After college, I moved to New York City and I learned about how devastating deficit spending can really be. Yet it isn’t the deficits that show up on the financial statements there are the real devastating deficits. The more significant deficits are the ones that get hidden from the balance sheets.

The most obvious to me at the time were the 'deferred maintenance’ deficits. These were times when the city, or other institutions, deferred spending necessary to maintain the infrastructure. The money still needed to be spent, and in the end, the costs were often much greater than they otherwise would have been. It’s the old “stitch in time saves nine” issue. Deferred maintenance is saying we can’t afford the stitch right now, so we’ll defer it until we can afford nine stitches later.

Yet there are even more expensive and more deeply hidden deficits. Failing to care for infrastructure adds up quickly. Failing to care for ones citizens adds up even more quickly.

As I work in a community health center, I see this more and more. People who have not had access to health care and defer maintenance of their own bodies, until it is an emergency. If you can’t afford a trip to the doctor or dentist, you will put off dealing with what could often be treated inexpensively until it becomes much more expensive.

This is where the latest proposed cuts by Republicans in the House of Representatives is penny wise and pound foolish. In cutting funding that addresses people’s health issues when they are small and inexpensive, they are increasing the health care deficit that we will have to face when people go to the emergency room. It is cutting off one’s nose to spite one’s face.

The same applies to cuts in education, service programs, and particularly Planned Parenthood. As I’ve been getting more acquainted with the health issues of expectant mothers and then their newborns, I have come to recognize what a great value Planned Parenthood and related organizations are in making sure that mothers get the treatment they need early on in the pregnancy so that costs of delivery and early care can be reduced.
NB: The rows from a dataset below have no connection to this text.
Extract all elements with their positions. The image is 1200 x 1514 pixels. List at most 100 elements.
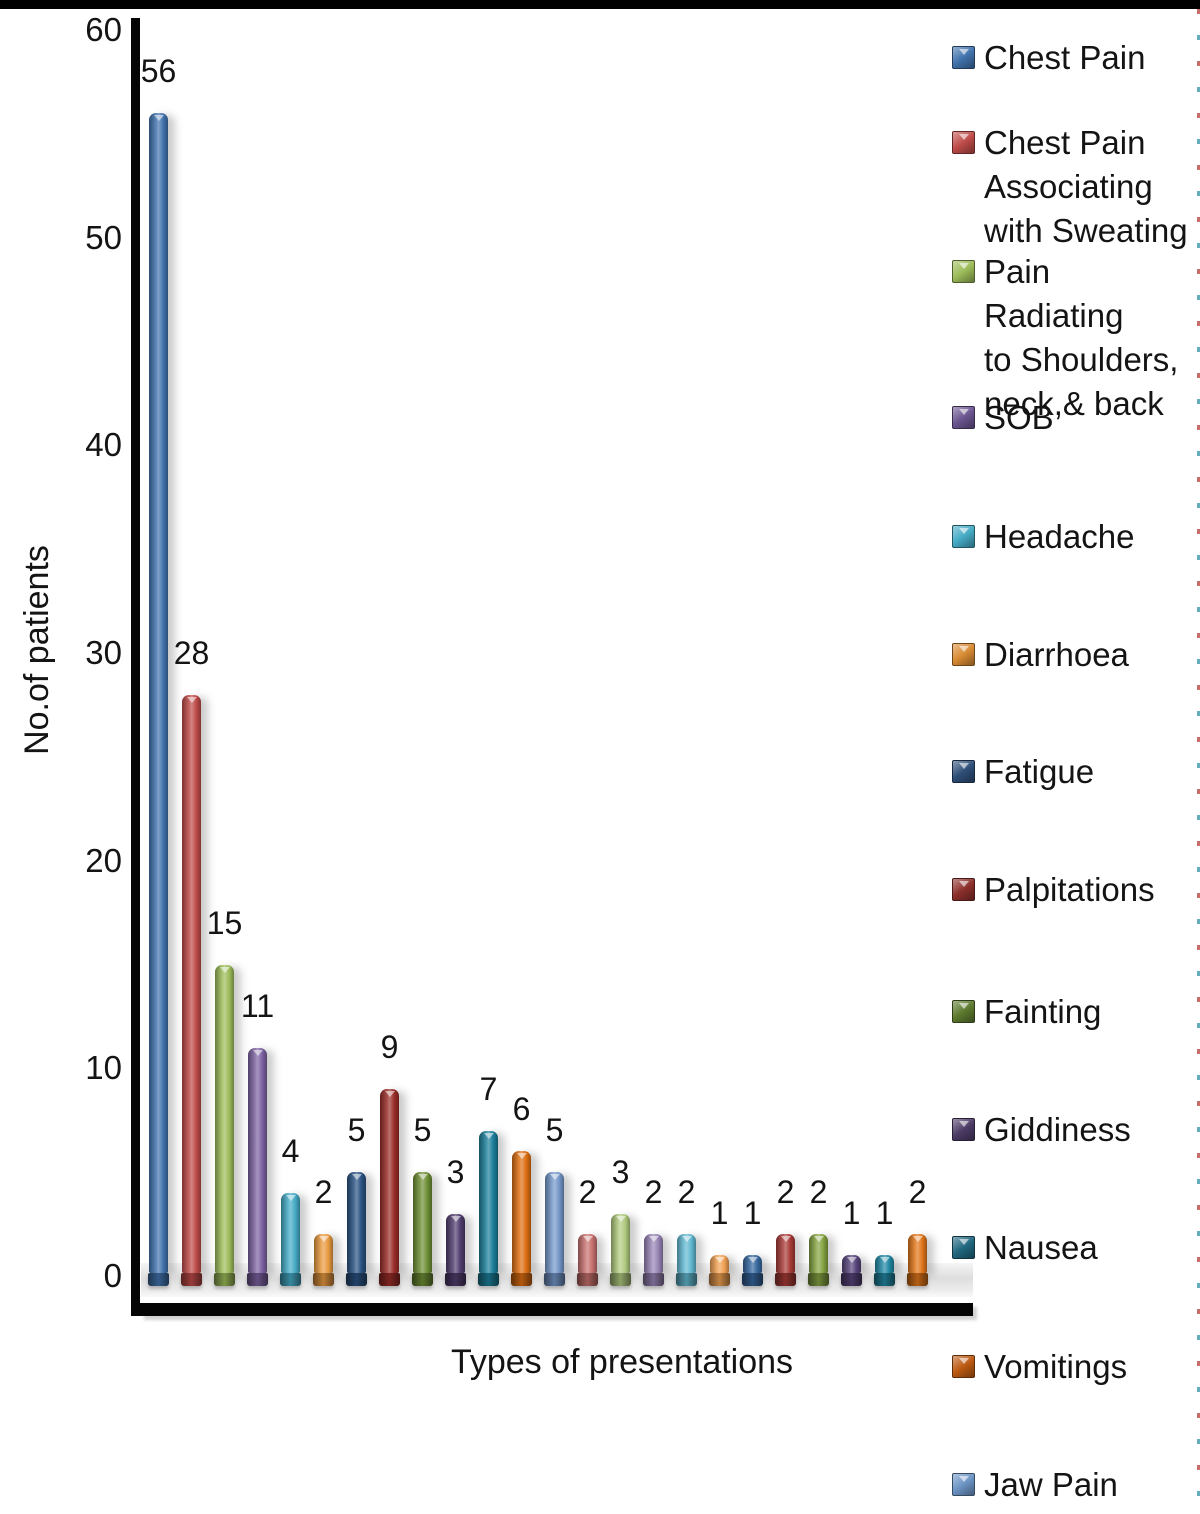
bar-base-cap bbox=[775, 1272, 796, 1286]
bar bbox=[907, 1234, 928, 1286]
bar bbox=[874, 1255, 895, 1286]
bar-value-label: 1 bbox=[842, 1195, 861, 1232]
bar-base-cap bbox=[544, 1272, 565, 1286]
legend-label: Chest Pain Associating with Sweating bbox=[984, 124, 1188, 249]
legend-color-swatch-icon bbox=[952, 878, 975, 901]
bar-value-label: 6 bbox=[512, 1091, 531, 1128]
bar-top-highlight bbox=[450, 1215, 461, 1222]
legend-label: Fatigue bbox=[984, 753, 1095, 790]
bar bbox=[775, 1234, 796, 1286]
bar bbox=[247, 1047, 268, 1286]
swatch-highlight bbox=[958, 1358, 969, 1364]
bar bbox=[841, 1255, 862, 1286]
bar-value-label: 56 bbox=[140, 53, 177, 90]
bar-value-label: 11 bbox=[240, 987, 275, 1024]
bar-top-highlight bbox=[186, 696, 197, 703]
bar-base-cap bbox=[148, 1272, 169, 1286]
bar-base-cap bbox=[346, 1272, 367, 1286]
bar bbox=[544, 1172, 565, 1286]
bar bbox=[412, 1172, 433, 1286]
bar bbox=[478, 1130, 499, 1286]
swatch-highlight bbox=[958, 263, 969, 269]
bar-value-label: 1 bbox=[710, 1195, 729, 1232]
legend-color-swatch-icon bbox=[952, 1355, 975, 1378]
bar-base-cap bbox=[742, 1272, 763, 1286]
legend-color-swatch-icon bbox=[952, 760, 975, 783]
legend-label: Diarrhoea bbox=[984, 636, 1129, 673]
bar-top-highlight bbox=[813, 1236, 824, 1243]
bar-value-label: 7 bbox=[479, 1070, 498, 1107]
bar-value-label: 5 bbox=[413, 1112, 432, 1149]
legend-color-swatch-icon bbox=[952, 1118, 975, 1141]
bar-value-label: 2 bbox=[908, 1174, 927, 1211]
bar-top-highlight bbox=[252, 1049, 263, 1056]
bar bbox=[379, 1089, 400, 1286]
bar-value-label: 2 bbox=[809, 1174, 828, 1211]
bar-base-cap bbox=[379, 1272, 400, 1286]
bar-base-cap bbox=[445, 1272, 466, 1286]
bar-base-cap bbox=[313, 1272, 334, 1286]
bar bbox=[610, 1213, 631, 1286]
y-tick-label: 0 bbox=[103, 1257, 122, 1294]
bar-value-label: 2 bbox=[677, 1174, 696, 1211]
swatch-highlight bbox=[958, 409, 969, 415]
bar-value-label: 2 bbox=[314, 1174, 333, 1211]
bar-top-highlight bbox=[912, 1236, 923, 1243]
right-edge-dotted-marks bbox=[1197, 9, 1200, 1514]
bar-base-cap bbox=[280, 1272, 301, 1286]
top-border-line bbox=[0, 0, 1200, 9]
bar-base-cap bbox=[676, 1272, 697, 1286]
legend-label: Jaw Pain bbox=[984, 1466, 1118, 1503]
bar-top-highlight bbox=[549, 1174, 560, 1181]
bar-value-label: 15 bbox=[206, 904, 243, 941]
bar bbox=[280, 1192, 301, 1286]
swatch-highlight bbox=[958, 763, 969, 769]
legend-color-swatch-icon bbox=[952, 1473, 975, 1496]
bar-value-label: 2 bbox=[644, 1174, 663, 1211]
bar-top-highlight bbox=[318, 1236, 329, 1243]
bar-top-highlight bbox=[714, 1257, 725, 1264]
bar-top-highlight bbox=[153, 115, 164, 122]
x-axis-line bbox=[140, 1303, 973, 1316]
bar-value-label: 5 bbox=[347, 1112, 366, 1149]
bar-base-cap bbox=[478, 1272, 499, 1286]
bar bbox=[181, 694, 202, 1286]
y-axis-title: No.of patients bbox=[18, 545, 56, 755]
y-tick-label: 10 bbox=[85, 1049, 122, 1087]
bar-value-label: 1 bbox=[743, 1195, 762, 1232]
bar-top-highlight bbox=[879, 1257, 890, 1264]
bar-base-cap bbox=[412, 1272, 433, 1286]
swatch-highlight bbox=[958, 49, 969, 55]
bar bbox=[643, 1234, 664, 1286]
bar-top-highlight bbox=[219, 966, 230, 973]
legend-label: Giddiness bbox=[984, 1111, 1131, 1148]
bar-value-label: 2 bbox=[776, 1174, 795, 1211]
bar-top-highlight bbox=[780, 1236, 791, 1243]
legend-label: Palpitations bbox=[984, 871, 1155, 908]
legend-label: SOB bbox=[984, 399, 1054, 436]
bar-base-cap bbox=[643, 1272, 664, 1286]
legend-color-swatch-icon bbox=[952, 525, 975, 548]
bar-base-cap bbox=[709, 1272, 730, 1286]
legend-color-swatch-icon bbox=[952, 1236, 975, 1259]
bar-value-label: 5 bbox=[545, 1112, 564, 1149]
bar-value-label: 4 bbox=[281, 1132, 300, 1169]
bar-value-label: 1 bbox=[875, 1195, 894, 1232]
legend-label: Chest Pain bbox=[984, 39, 1146, 76]
bar bbox=[445, 1213, 466, 1286]
bar-base-cap bbox=[610, 1272, 631, 1286]
swatch-highlight bbox=[958, 528, 969, 534]
bar-top-highlight bbox=[615, 1215, 626, 1222]
bar-top-highlight bbox=[516, 1153, 527, 1160]
bar bbox=[148, 113, 169, 1286]
bar-top-highlight bbox=[648, 1236, 659, 1243]
bar-top-highlight bbox=[681, 1236, 692, 1243]
swatch-highlight bbox=[958, 134, 969, 140]
bar-base-cap bbox=[907, 1272, 928, 1286]
bar-base-cap bbox=[577, 1272, 598, 1286]
y-tick-label: 20 bbox=[85, 841, 122, 879]
bar-top-highlight bbox=[417, 1174, 428, 1181]
bar-top-highlight bbox=[846, 1257, 857, 1264]
bar-top-highlight bbox=[747, 1257, 758, 1264]
legend-color-swatch-icon bbox=[952, 131, 975, 154]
The United States has a much higher infant mortality rate that many other countries, and it is because programs like Planned Parenthood are not properly funded. Those who are especially concerned about the rights of the unborn probably have the greatest responsibility to support organizations like planned parenthood if they are interested in seeing the number of babies that die in our country each year decrease.

Unfortunately, too often, people look just at the headline and just at the bottom line on the balance sheet. They don’t look at reducing the real deficits.